It gives the finger to a society which was only just beginning to be dominated by hypocritical political correctness, and in that respect was way ahead of its time, paving the way for Paul Whitehouse and Charlie Higson (who at the time were just tea boys on Harry's programme), Matt Lucas and David Walliams (Little Britain, directed by me old mukka Matt Lipsey), David Mitchell and Robert Webb (Peep Show), and last but of course not least, Stephen Merchant and his assistant, Ricky Gervais. And is it a coincidence that four years after the show, a bank called Egg was actually formed? I think not. Harry Enfield is a visionary and deserves a knighthood in my opinion.
The character of George Whitebread is a sexist, racist, homophobic pillock but somehow you've got to love him for standing up to media people who are so far up their own arse they can see the sun shining into their gobs.

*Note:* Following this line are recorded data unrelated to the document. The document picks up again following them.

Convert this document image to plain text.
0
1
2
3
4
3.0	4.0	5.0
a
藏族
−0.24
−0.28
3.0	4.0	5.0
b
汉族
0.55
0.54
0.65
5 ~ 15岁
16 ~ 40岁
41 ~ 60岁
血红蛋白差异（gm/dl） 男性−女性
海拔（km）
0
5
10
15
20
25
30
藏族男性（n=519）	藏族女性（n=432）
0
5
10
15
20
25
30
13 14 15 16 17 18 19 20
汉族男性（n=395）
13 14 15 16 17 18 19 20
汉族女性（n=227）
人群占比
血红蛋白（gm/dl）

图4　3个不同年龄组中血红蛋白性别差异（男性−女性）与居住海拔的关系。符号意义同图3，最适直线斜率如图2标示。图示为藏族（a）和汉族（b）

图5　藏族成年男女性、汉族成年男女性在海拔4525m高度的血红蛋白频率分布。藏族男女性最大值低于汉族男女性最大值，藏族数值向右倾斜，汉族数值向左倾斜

He announces himself by declaring: "Ah say what ah like and ah like what AH BLOODY WELL SAY!"
And of course he enunciates what could possibly be the most immortal line in comedy history:
"Don't talk to me about sophisticayshun, luv, ah've BEEN ta Leeds!"
"Sheffield's not proper Yorkshire! It's almost in't bloody Midlands!" Yes, he says what he likes and he likes what he bloody well says! He also says "Fancy a shag, luv?" and "Can yer write? Oh, she's a clever lass, in't she?" and of course "Go and make a cup of tea, there's a good girl."
Ooooh I love him :)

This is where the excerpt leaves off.